We’re working on a new asset to help you achieve the perfect smooth big-pixel look for your retro styled game! Smoothly rotate, scale, and position your artwork without unsightly jaggies, moire, or swimming pixels. RetroAA keeps your pixels looking their best.
RetroAA also works well with voxel games and is 3D ready! With anisotropic filtering enabled, your textures will keep their sharp pixel look even at very shallow viewing angles.
Not much. It’s a fairly efficient pixel shader. Higher quality and cheaper than screen space AA effects like FXAA. Significantly less than some of the built in shaders like displacement mapping for instance.
If this fixes the issues I’ve had with trying to maintain a low resolution pixel art style you guys are amazing. This looks perfect for one if the next games I want to work on.
Another good example of a 3D scene with RetroAA. On the right side point filtering quickly turns into noise (that looks even worse when moving), and the close up details have a lot of visible aliasing. RetroAA on the left side anti-aliases between texels close up and keeps them looking sharp as possible when they get further away.
Absolutely amazing. I cannot wait for you guys to release this. Been a major problem for me with wanting pursue this 3D, low resolution, pixel art style. This has reignited my excitement.
So one thing I think we didn’t point out yet was that RetroAA gives you anti-aliased texture filtering, but it doesn’t anti-alias polygon edges. So you’ll want to use it to complement regular MSAA.
Today I added a SpriteRenderer version of the shader. This one includes alpha blending and support for Unity’s sprite atlases. Here’s an enlarged picture to show how it looks with sprites that have been rotated slightly.
We have some more ideas that we’ve been working on as well such as applying an unsharp mask filter as part of the anti-aliasing to make the pixels even sharper, and we are experimenting with Unity 5.4’s alpha-to-coverage feature for supporting anti-aliasing alpha cutouts for 3D games.
We provide a standard surface shader, an unlit shader, and a sprite one.
The surface shader version started with the template, and we didn’t add any properties (yet). We weren’t sure which combinations people would want and if which channels they would want RetroAA applied to. For instance, you probably do want it applied to normals and specular, but maybe not AO. Parallax mapping probably would work really poorly with a discontinuities in the height map. On the other hand, it’s a surface shader so it’s as easy as possible to modify. We are also very open to requests.
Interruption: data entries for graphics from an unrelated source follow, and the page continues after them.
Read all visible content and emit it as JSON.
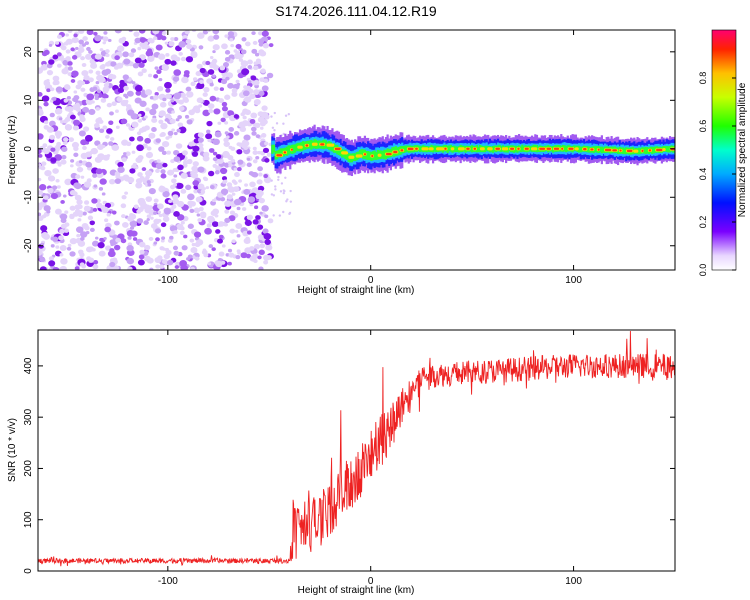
{
  "chart_data": [
    {
      "type": "heatmap",
      "title": "S174.2026.111.04.12.R19",
      "xlabel": "Height of straight line (km)",
      "ylabel": "Frequency (Hz)",
      "xlim": [
        -164,
        150
      ],
      "ylim": [
        -25,
        24.5
      ],
      "xticks": [
        -100,
        0,
        100
      ],
      "yticks": [
        -20,
        -10,
        0,
        10,
        20
      ],
      "noise_region_x": [
        -164,
        -49
      ],
      "signal_region_x": [
        -49,
        150
      ],
      "signal_track": [
        {
          "x": -48,
          "f": -1.5
        },
        {
          "x": -42,
          "f": -0.5
        },
        {
          "x": -35,
          "f": 0.5
        },
        {
          "x": -28,
          "f": 1.0
        },
        {
          "x": -22,
          "f": 0.8
        },
        {
          "x": -16,
          "f": -0.5
        },
        {
          "x": -10,
          "f": -2.0
        },
        {
          "x": -5,
          "f": -1.0
        },
        {
          "x": 0,
          "f": -1.5
        },
        {
          "x": 6,
          "f": -1.2
        },
        {
          "x": 12,
          "f": -0.5
        },
        {
          "x": 18,
          "f": 0.0
        },
        {
          "x": 60,
          "f": 0.0
        },
        {
          "x": 100,
          "f": 0.0
        },
        {
          "x": 130,
          "f": -0.5
        },
        {
          "x": 150,
          "f": 0.0
        }
      ],
      "colorbar": {
        "label": "Normalized spectral amplitude",
        "range": [
          0,
          1
        ],
        "ticks": [
          "0.0",
          "0.2",
          "0.4",
          "0.6",
          "0.8"
        ]
      }
    },
    {
      "type": "line",
      "xlabel": "Height of straight line (km)",
      "ylabel": "SNR (10 * v/v)",
      "xlim": [
        -164,
        150
      ],
      "ylim": [
        0,
        470
      ],
      "xticks": [
        -100,
        0,
        100
      ],
      "yticks": [
        0,
        100,
        200,
        300,
        400
      ],
      "series": [
        {
          "name": "SNR",
          "color": "#ee2222",
          "envelope": [
            {
              "x": -164,
              "level": 20,
              "spread": 8
            },
            {
              "x": -40,
              "level": 20,
              "spread": 8
            },
            {
              "x": -38,
              "level": 70,
              "spread": 90
            },
            {
              "x": -25,
              "level": 100,
              "spread": 90
            },
            {
              "x": -10,
              "level": 170,
              "spread": 90
            },
            {
              "x": 5,
              "level": 250,
              "spread": 90
            },
            {
              "x": 15,
              "level": 320,
              "spread": 60
            },
            {
              "x": 25,
              "level": 380,
              "spread": 40
            },
            {
              "x": 60,
              "level": 390,
              "spread": 40
            },
            {
              "x": 100,
              "level": 400,
              "spread": 40
            },
            {
              "x": 150,
              "level": 400,
              "spread": 40
            }
          ]
        }
      ]
    }
  ]
}
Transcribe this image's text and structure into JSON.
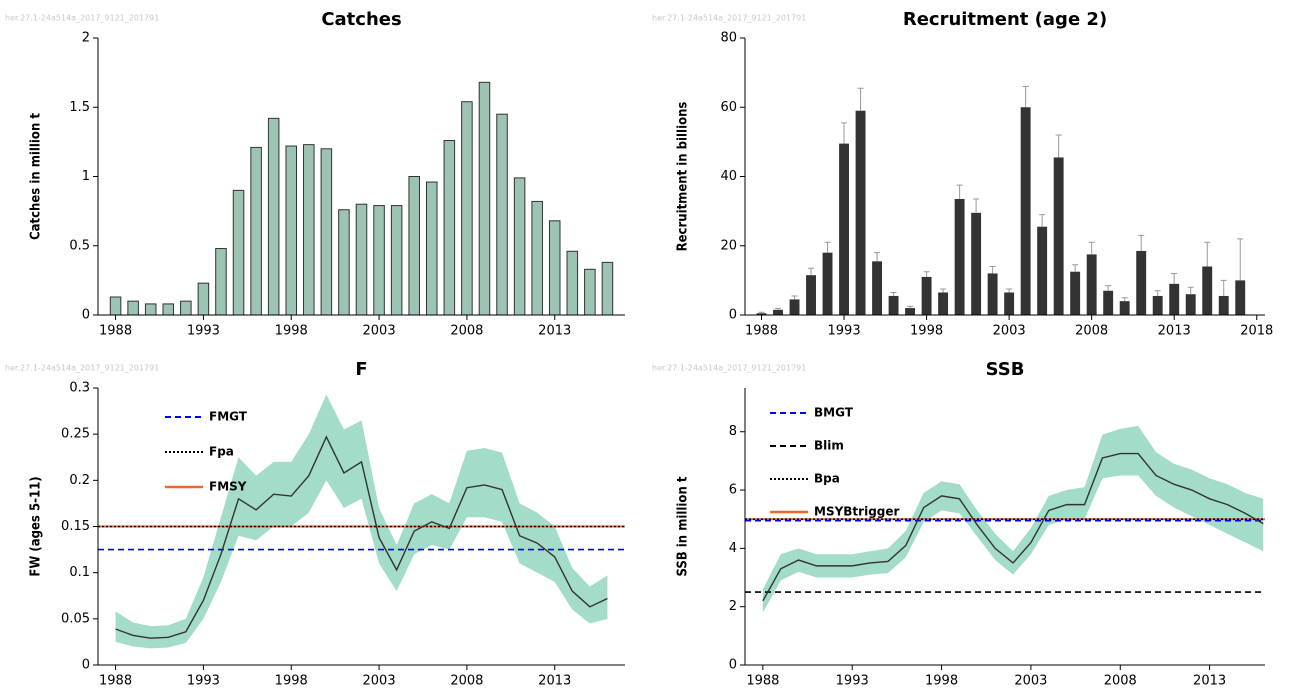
{
  "chart_data": [
    {
      "type": "bar",
      "title": "Catches",
      "source": "her.27.1-24a514a_2017_9121_201791",
      "y_label": "Catches in million t",
      "x": [
        1988,
        1989,
        1990,
        1991,
        1992,
        1993,
        1994,
        1995,
        1996,
        1997,
        1998,
        1999,
        2000,
        2001,
        2002,
        2003,
        2004,
        2005,
        2006,
        2007,
        2008,
        2009,
        2010,
        2011,
        2012,
        2013,
        2014,
        2015,
        2016
      ],
      "values": [
        0.13,
        0.1,
        0.08,
        0.08,
        0.1,
        0.23,
        0.48,
        0.9,
        1.21,
        1.42,
        1.22,
        1.23,
        1.2,
        0.76,
        0.8,
        0.79,
        0.79,
        1.0,
        0.96,
        1.26,
        1.54,
        1.68,
        1.45,
        0.99,
        0.82,
        0.68,
        0.46,
        0.33,
        0.38
      ],
      "color": "#9dc3b3",
      "edge_color": "#333333",
      "xlim": [
        1987,
        2017
      ],
      "xticks": [
        1988,
        1993,
        1998,
        2003,
        2008,
        2013
      ],
      "ylim": [
        0,
        2
      ],
      "yticks": [
        0,
        0.5,
        1,
        1.5,
        2
      ]
    },
    {
      "type": "bar",
      "title": "Recruitment (age 2)",
      "source": "her.27.1-24a514a_2017_9121_201791",
      "y_label": "Recruitment in billions",
      "x": [
        1988,
        1989,
        1990,
        1991,
        1992,
        1993,
        1994,
        1995,
        1996,
        1997,
        1998,
        1999,
        2000,
        2001,
        2002,
        2003,
        2004,
        2005,
        2006,
        2007,
        2008,
        2009,
        2010,
        2011,
        2012,
        2013,
        2014,
        2015,
        2016,
        2017
      ],
      "values": [
        0.5,
        1.5,
        4.5,
        11.5,
        18,
        49.5,
        59,
        15.5,
        5.5,
        2,
        11,
        6.5,
        33.5,
        29.5,
        12,
        6.5,
        60,
        25.5,
        45.5,
        12.5,
        17.5,
        7,
        4,
        18.5,
        5.5,
        9,
        6,
        14,
        5.5,
        10
      ],
      "errors": [
        0.3,
        0.4,
        1,
        2,
        3,
        6,
        6.5,
        2.5,
        1,
        0.5,
        1.5,
        1,
        4,
        4,
        2,
        1,
        6,
        3.5,
        6.5,
        2,
        3.5,
        1.5,
        1,
        4.5,
        1.5,
        3,
        2,
        7,
        4.5,
        12
      ],
      "color": "#333333",
      "error_color": "#999999",
      "xlim": [
        1987,
        2018.5
      ],
      "xticks": [
        1988,
        1993,
        1998,
        2003,
        2008,
        2013,
        2018
      ],
      "ylim": [
        0,
        80
      ],
      "yticks": [
        0,
        20,
        40,
        60,
        80
      ]
    },
    {
      "type": "line",
      "title": "F",
      "source": "her.27.1-24a514a_2017_9121_201791",
      "y_label": "FW (ages 5-11)",
      "x": [
        1988,
        1989,
        1990,
        1991,
        1992,
        1993,
        1994,
        1995,
        1996,
        1997,
        1998,
        1999,
        2000,
        2001,
        2002,
        2003,
        2004,
        2005,
        2006,
        2007,
        2008,
        2009,
        2010,
        2011,
        2012,
        2013,
        2014,
        2015,
        2016
      ],
      "values": [
        0.039,
        0.032,
        0.029,
        0.03,
        0.036,
        0.07,
        0.12,
        0.18,
        0.168,
        0.185,
        0.183,
        0.205,
        0.247,
        0.208,
        0.22,
        0.138,
        0.103,
        0.145,
        0.155,
        0.148,
        0.192,
        0.195,
        0.19,
        0.14,
        0.132,
        0.117,
        0.08,
        0.063,
        0.072
      ],
      "lower": [
        0.025,
        0.02,
        0.018,
        0.019,
        0.024,
        0.05,
        0.09,
        0.14,
        0.135,
        0.15,
        0.15,
        0.165,
        0.2,
        0.17,
        0.18,
        0.11,
        0.08,
        0.12,
        0.13,
        0.125,
        0.16,
        0.16,
        0.155,
        0.11,
        0.1,
        0.09,
        0.06,
        0.045,
        0.05
      ],
      "upper": [
        0.058,
        0.046,
        0.042,
        0.043,
        0.05,
        0.095,
        0.16,
        0.225,
        0.205,
        0.22,
        0.22,
        0.25,
        0.293,
        0.255,
        0.265,
        0.17,
        0.13,
        0.175,
        0.185,
        0.175,
        0.232,
        0.235,
        0.23,
        0.175,
        0.165,
        0.15,
        0.105,
        0.085,
        0.097
      ],
      "color": "#333333",
      "band_color": "#a3dcc9",
      "reference_lines": [
        {
          "name": "FMGT",
          "value": 0.125,
          "color": "#0000ff",
          "style": "dashed"
        },
        {
          "name": "Fpa",
          "value": 0.15,
          "color": "#000000",
          "style": "dotted"
        },
        {
          "name": "FMSY",
          "value": 0.15,
          "color": "#e8692b",
          "style": "solid"
        }
      ],
      "xlim": [
        1987,
        2017
      ],
      "xticks": [
        1988,
        1993,
        1998,
        2003,
        2008,
        2013
      ],
      "ylim": [
        0,
        0.3
      ],
      "yticks": [
        0,
        0.05,
        0.1,
        0.15,
        0.2,
        0.25,
        0.3
      ]
    },
    {
      "type": "line",
      "title": "SSB",
      "source": "her.27.1-24a514a_2017_9121_201791",
      "y_label": "SSB in million t",
      "x": [
        1988,
        1989,
        1990,
        1991,
        1992,
        1993,
        1994,
        1995,
        1996,
        1997,
        1998,
        1999,
        2000,
        2001,
        2002,
        2003,
        2004,
        2005,
        2006,
        2007,
        2008,
        2009,
        2010,
        2011,
        2012,
        2013,
        2014,
        2015,
        2016
      ],
      "values": [
        2.2,
        3.3,
        3.6,
        3.4,
        3.4,
        3.4,
        3.5,
        3.55,
        4.1,
        5.4,
        5.8,
        5.7,
        4.8,
        4.0,
        3.5,
        4.2,
        5.3,
        5.5,
        5.5,
        7.1,
        7.25,
        7.25,
        6.5,
        6.2,
        6.0,
        5.7,
        5.5,
        5.2,
        4.85
      ],
      "lower": [
        1.8,
        2.9,
        3.2,
        3.0,
        3.0,
        3.0,
        3.1,
        3.15,
        3.7,
        4.9,
        5.3,
        5.2,
        4.4,
        3.6,
        3.1,
        3.8,
        4.8,
        5.0,
        5.0,
        6.4,
        6.5,
        6.5,
        5.8,
        5.4,
        5.1,
        4.8,
        4.5,
        4.2,
        3.9
      ],
      "upper": [
        2.6,
        3.8,
        4.0,
        3.8,
        3.8,
        3.8,
        3.9,
        4.0,
        4.6,
        5.9,
        6.3,
        6.2,
        5.3,
        4.5,
        3.9,
        4.7,
        5.8,
        6.0,
        6.1,
        7.9,
        8.1,
        8.2,
        7.3,
        6.9,
        6.7,
        6.4,
        6.2,
        5.9,
        5.7
      ],
      "color": "#333333",
      "band_color": "#a3dcc9",
      "reference_lines": [
        {
          "name": "BMGT",
          "value": 4.95,
          "color": "#0000ff",
          "style": "dashed"
        },
        {
          "name": "Blim",
          "value": 2.5,
          "color": "#000000",
          "style": "dashed"
        },
        {
          "name": "Bpa",
          "value": 5,
          "color": "#000000",
          "style": "dotted"
        },
        {
          "name": "MSYBtrigger",
          "value": 5,
          "color": "#e8692b",
          "style": "solid"
        }
      ],
      "xlim": [
        1987,
        2016.1
      ],
      "xticks": [
        1988,
        1993,
        1998,
        2003,
        2008,
        2013
      ],
      "ylim": [
        0,
        9.5
      ],
      "yticks": [
        0,
        2,
        4,
        6,
        8
      ]
    }
  ]
}
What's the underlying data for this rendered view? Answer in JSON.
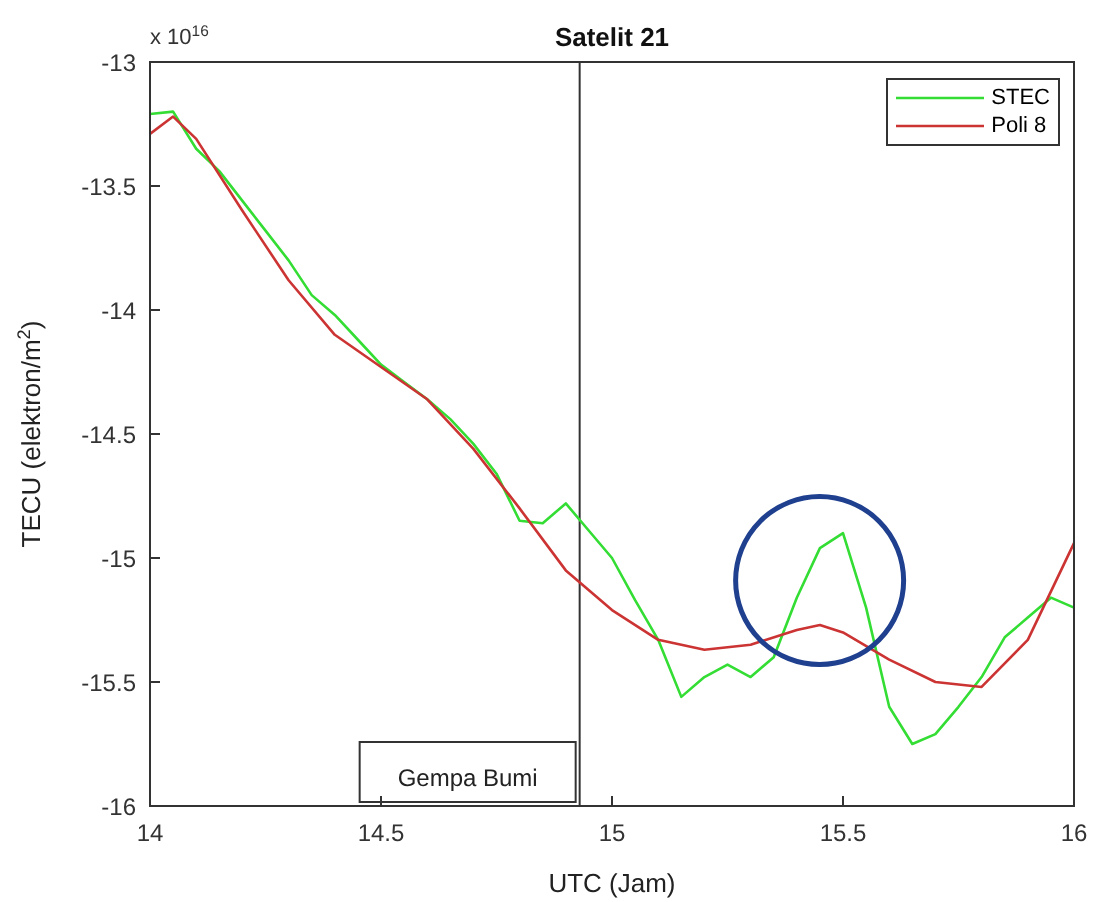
{
  "chart_data": {
    "type": "line",
    "title": "Satelit 21",
    "xlabel": "UTC (Jam)",
    "ylabel": "TECU (elektron/m$^{2}$)",
    "annotations": [
      "x 10$^{16}$"
    ],
    "xlim": [
      14,
      16
    ],
    "xticks": [
      14,
      14.5,
      15,
      15.5,
      16
    ],
    "ylim": [
      -16,
      -13
    ],
    "yticks": [
      -16,
      -15.5,
      -15,
      -14.5,
      -14,
      -13.5,
      -13
    ],
    "grid": false,
    "legend": "top right",
    "marker": "none",
    "line_style": "solid",
    "ref_lines": [
      {
        "axis": "x",
        "value": 14.93,
        "label": "Gempa Bumi",
        "color": "#333333"
      }
    ],
    "series": [
      {
        "name": "STEC",
        "color": "#33dd33",
        "x": [
          14,
          14.05,
          14.1,
          14.15,
          14.2,
          14.25,
          14.3,
          14.35,
          14.4,
          14.45,
          14.5,
          14.55,
          14.6,
          14.65,
          14.7,
          14.75,
          14.8,
          14.85,
          14.9,
          14.95,
          15,
          15.05,
          15.1,
          15.15,
          15.2,
          15.25,
          15.3,
          15.35,
          15.4,
          15.45,
          15.5,
          15.55,
          15.6,
          15.65,
          15.7,
          15.75,
          15.8,
          15.85,
          15.9,
          15.95,
          16
        ],
        "values": [
          -13.21,
          -13.2,
          -13.35,
          -13.44,
          -13.56,
          -13.68,
          -13.8,
          -13.94,
          -14.02,
          -14.12,
          -14.22,
          -14.29,
          -14.36,
          -14.44,
          -14.54,
          -14.66,
          -14.85,
          -14.86,
          -14.78,
          -14.89,
          -15,
          -15.17,
          -15.33,
          -15.56,
          -15.48,
          -15.43,
          -15.48,
          -15.4,
          -15.16,
          -14.96,
          -14.9,
          -15.2,
          -15.6,
          -15.75,
          -15.71,
          -15.6,
          -15.48,
          -15.32,
          -15.24,
          -15.16,
          -15.2
        ]
      },
      {
        "name": "Poli 8",
        "color": "#cc3333",
        "x": [
          14,
          14.05,
          14.1,
          14.2,
          14.3,
          14.4,
          14.5,
          14.6,
          14.7,
          14.8,
          14.9,
          15,
          15.1,
          15.2,
          15.3,
          15.4,
          15.45,
          15.5,
          15.6,
          15.7,
          15.8,
          15.9,
          16
        ],
        "values": [
          -13.29,
          -13.22,
          -13.31,
          -13.6,
          -13.88,
          -14.1,
          -14.23,
          -14.36,
          -14.56,
          -14.8,
          -15.05,
          -15.21,
          -15.33,
          -15.37,
          -15.35,
          -15.29,
          -15.27,
          -15.3,
          -15.41,
          -15.5,
          -15.52,
          -15.33,
          -14.94
        ]
      }
    ]
  }
}
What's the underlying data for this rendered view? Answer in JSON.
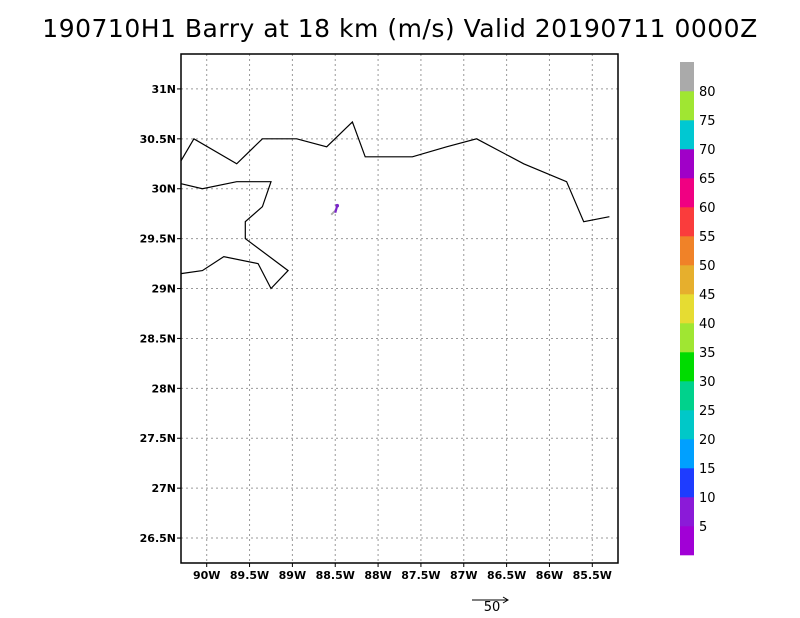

We are considering adding support for doing anti-aliased alpha cutouts using Unity 5.4’s new alpha to coverage support. This would be great for anybody that wants to mix regular anti-alising and RetroAA together to anti-alias both polygon edges and the texturing.
There is DEFINITE interest in mixing this with regular AA, yep, though I’m a little unclear how you’d be leveraging alpha-to-coverage for that (I haven’t looked into it at all). In case it matters, we’re also using most of the Amplify plugins, so however you did it, odds are good you aren’t the only post-processing system in play, if it’s the sort of thing where you’d be moving beyond a relatively straightforward surface shader.
Very interested in getting this soon.
Personally I’d like everything to be exposed, and simple to apply or not. All properties available in the standard shader would be best to have accessable in the custom shader. And a simple check box to apply RetroAA or not.
That’s the kind of ease of use I’d really like to see.
Great work on the pack so far.
The quicksplanation version is that the GPU generates a bitmask of which subsamples in a pixel are covered by a triangle. You can modify that bitmask by a shader to control the anti-aliasing strength for a certain pixel. Alpha-to-coverage basically means modifying that coverage bitmask using an alpha value. Ex: When the alpha is 25%, turn off all but 25% of the coverage bits that the hardware said were part of the triangle.
Hello, does this asset come with non-obfuscated shader code ? I am interested in this but I use custom shaders so I will need to hack through the code to integrate it to my game.